Prediction of circRNA-miRNA and miRNA-mRNA interactions
The interaction between circ6401 and miRNA was predicted using miRanda and Targetscan (http://www.microrna.org/microrna/ and http://www.targetscan.org/, respectively). The miRNA-mRNA interactions were predicted by Targetscan, while the miRNA binding sites were predicted by miRcode software (http://www.mircode.org/). Filtering restrictions were as follows: Context score ≥ 140.
miRNA mimic or inhibitor transfection
All miRNA mimics, inhibitor, and their negative controls (miR-29b-1-5p mimics NC, miR-29b-1-5p inhibitor NC) were purchased from RiboBio and diluted to 50 nM. WJ-MSCs were transfected with miR-29b-1-5p inhibitor oligonucleotide, mimic oligonucleotide, or their negative controls by using Lipofectamine 2000 (Invitrogen), according to the manufacturer’s instructions. The transfection efficiency was confirmed by qRT-PCR.
Double RNA fluorescence in situ hybridization (FISH)
Circ6401-overexpressing WJ-MSCs were transfected with miR-29b-1-5p mimics.
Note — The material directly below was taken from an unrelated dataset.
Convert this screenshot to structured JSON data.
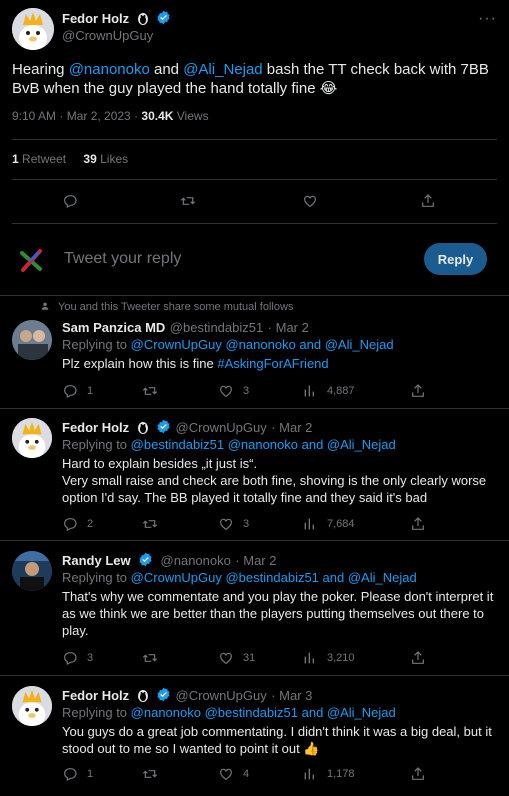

After transfection, the cells were hybridized with a circ6401 probe (cy3-labeled) and an miR-29b-1-5p probe (FITC-labeled). Finally, the slides were stained with DAPI (Cell Signaling Technology, Boston, MA) and subjected to fluorescence signal detection under a Leica TCS SP8 laser confocal microscope (Leica). Sequences of FISH probes are shown in Additional file 2 Table S2.
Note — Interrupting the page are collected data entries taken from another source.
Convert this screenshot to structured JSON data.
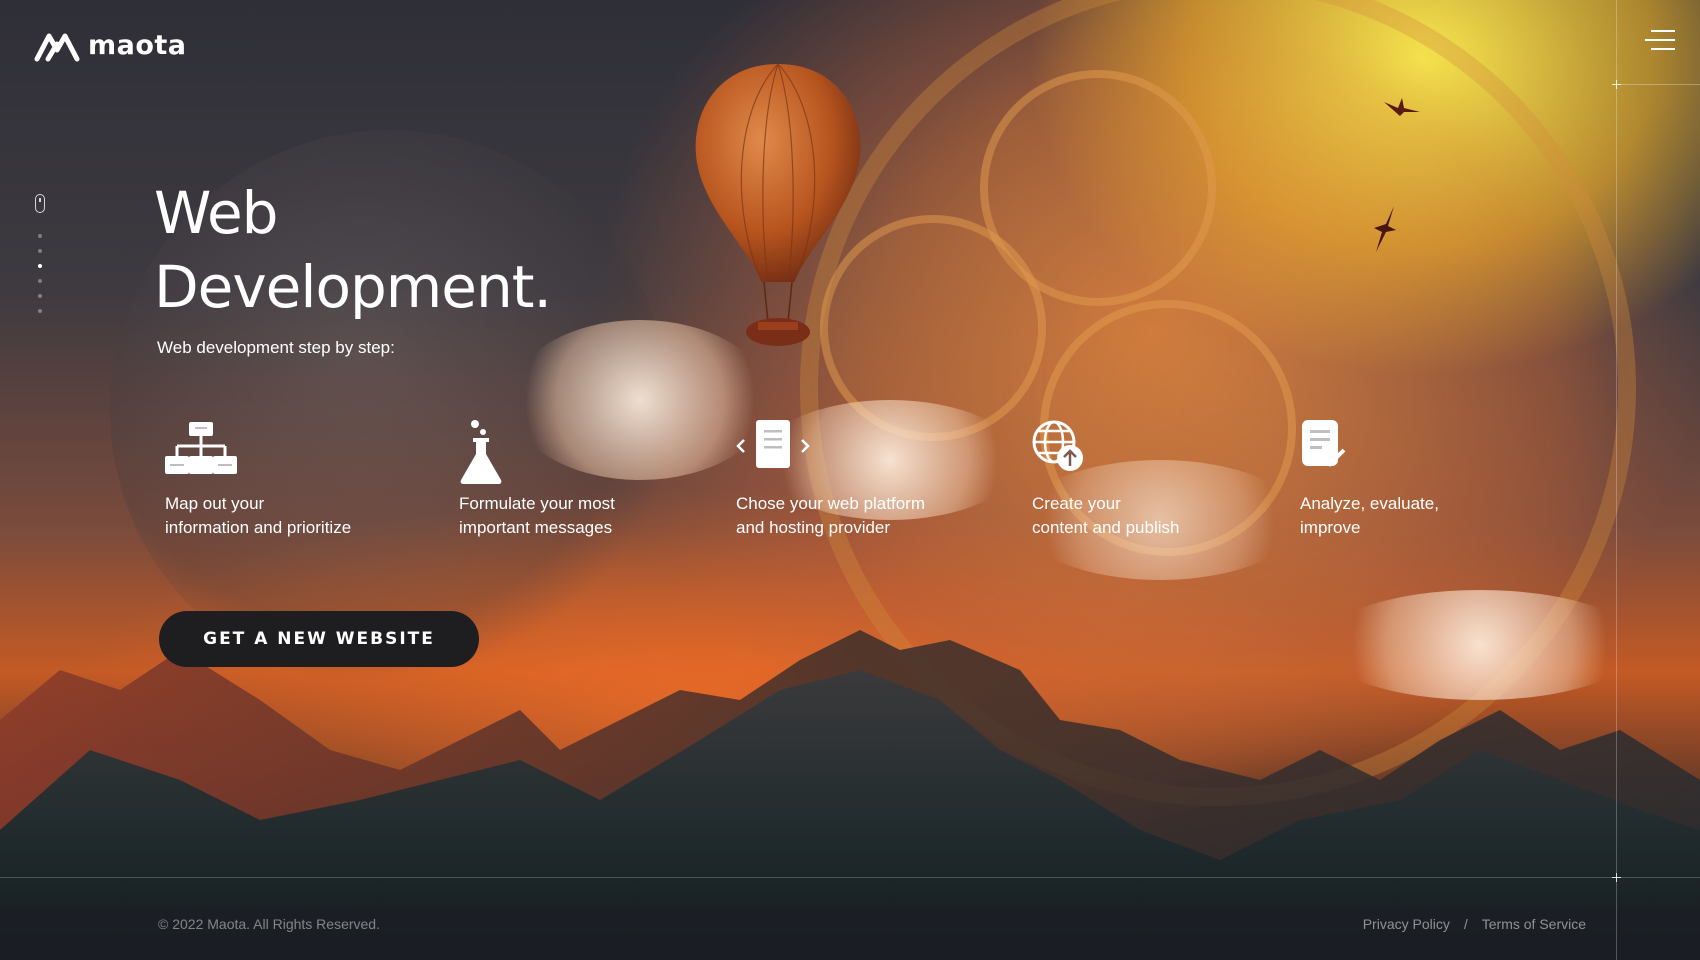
{
  "brand": {
    "name": "maota",
    "logo_icon": "maota-logo-icon"
  },
  "nav": {
    "menu_icon": "hamburger-menu-icon"
  },
  "hero": {
    "title_line1": "Web",
    "title_line2": "Development.",
    "subtitle": "Web development step by step:"
  },
  "steps": [
    {
      "icon": "sitemap-icon",
      "line1": "Map out your",
      "line2": "information and prioritize"
    },
    {
      "icon": "flask-icon",
      "line1": "Formulate your most",
      "line2": "important messages"
    },
    {
      "icon": "document-code-icon",
      "line1": "Chose your web platform",
      "line2": "and hosting provider"
    },
    {
      "icon": "globe-upload-icon",
      "line1": "Create your",
      "line2": "content and publish"
    },
    {
      "icon": "document-check-icon",
      "line1": "Analyze, evaluate,",
      "line2": "improve"
    }
  ],
  "cta": {
    "label": "GET A NEW WEBSITE"
  },
  "pager": {
    "count": 6,
    "active_index": 2
  },
  "footer": {
    "copyright": "© 2022 Maota. All Rights Reserved.",
    "privacy": "Privacy Policy",
    "separator": "/",
    "terms": "Terms of Service"
  }
}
Dual-luciferase reporter assay
To evaluate the direct binding of miR-29b-1-5p to circ6401 or the 3ʹ-UTR of RAP1B, the fragment of circ6401 or the 3ʹ-UTR of RAP1B was first amplified by PCR and then cloned downstream of the Renilla gene in the psiCHECK-2 vector (Promega, Madison, WI, USA), which was named as circ6401-wt or RAP1B-wt, respectively. To generate the circ6401, RAP1B 3ʹ-UTR mutant reporters, the seed regions of circ-001971 and the RAP1B 3ʹ-UTR were mutated to remove the complementarity to miR-29b-1-5p, and the resulting constructs were named as circ6401-mut and RAP1B-mut, respectively. Cells were seeded into a 24-well plate. Next, miR-29b-1-5p mimics or NC was co-transfected with the wild-type vector or the mutant vector. Forty-eight hours after transfection, alterations in the luciferase activity were evaluated by the Dual-Luciferase Reporter Assay System (Promega) using firefly luciferase activity for normalization.
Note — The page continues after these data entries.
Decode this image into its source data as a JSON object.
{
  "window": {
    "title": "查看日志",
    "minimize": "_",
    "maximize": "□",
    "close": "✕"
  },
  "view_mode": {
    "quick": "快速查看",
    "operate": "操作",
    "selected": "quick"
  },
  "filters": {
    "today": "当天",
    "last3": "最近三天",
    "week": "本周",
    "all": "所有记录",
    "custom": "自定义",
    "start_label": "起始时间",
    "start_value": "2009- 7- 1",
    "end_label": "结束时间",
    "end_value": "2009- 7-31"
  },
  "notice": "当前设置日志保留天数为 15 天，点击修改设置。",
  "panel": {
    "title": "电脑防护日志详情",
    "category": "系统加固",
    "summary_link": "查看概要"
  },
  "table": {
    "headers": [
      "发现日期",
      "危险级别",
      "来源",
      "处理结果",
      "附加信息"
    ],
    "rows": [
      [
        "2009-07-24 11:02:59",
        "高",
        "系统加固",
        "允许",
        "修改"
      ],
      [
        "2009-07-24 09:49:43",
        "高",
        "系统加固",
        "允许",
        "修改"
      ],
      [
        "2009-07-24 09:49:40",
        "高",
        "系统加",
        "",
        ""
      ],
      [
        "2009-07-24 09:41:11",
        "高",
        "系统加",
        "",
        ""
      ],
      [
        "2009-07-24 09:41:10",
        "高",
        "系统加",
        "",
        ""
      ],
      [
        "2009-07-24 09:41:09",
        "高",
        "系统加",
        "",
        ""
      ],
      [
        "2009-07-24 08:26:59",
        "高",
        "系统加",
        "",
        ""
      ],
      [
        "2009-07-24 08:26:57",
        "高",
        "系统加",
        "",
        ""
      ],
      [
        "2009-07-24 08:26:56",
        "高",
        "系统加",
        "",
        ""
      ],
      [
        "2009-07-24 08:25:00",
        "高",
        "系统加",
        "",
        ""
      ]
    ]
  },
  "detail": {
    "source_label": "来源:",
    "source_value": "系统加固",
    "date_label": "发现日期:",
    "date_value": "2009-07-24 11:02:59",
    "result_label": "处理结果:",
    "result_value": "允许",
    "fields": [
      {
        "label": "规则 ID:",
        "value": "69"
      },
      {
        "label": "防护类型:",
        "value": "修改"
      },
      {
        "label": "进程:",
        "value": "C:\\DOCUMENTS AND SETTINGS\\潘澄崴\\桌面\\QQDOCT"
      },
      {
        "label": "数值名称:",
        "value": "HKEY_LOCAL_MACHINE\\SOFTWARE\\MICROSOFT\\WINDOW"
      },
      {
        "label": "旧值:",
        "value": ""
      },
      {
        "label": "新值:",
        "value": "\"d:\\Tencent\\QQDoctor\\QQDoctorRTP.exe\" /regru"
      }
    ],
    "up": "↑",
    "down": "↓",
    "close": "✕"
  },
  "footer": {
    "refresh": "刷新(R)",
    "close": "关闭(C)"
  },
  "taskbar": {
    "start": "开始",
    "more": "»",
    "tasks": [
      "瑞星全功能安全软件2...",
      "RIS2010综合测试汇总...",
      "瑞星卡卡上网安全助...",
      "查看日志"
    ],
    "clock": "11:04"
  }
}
Data were analyzed using GraphPad Prism software (GraphPad Software, La Jolla, CA, USA). Two-tailed Student’s t test was used to assess statistical significance in two groups, and one-way ANOVA with post hoc Bonferroni test was used in three or more groups. After comparison test, the differences were considered significant at p<0.05 or p<0.001.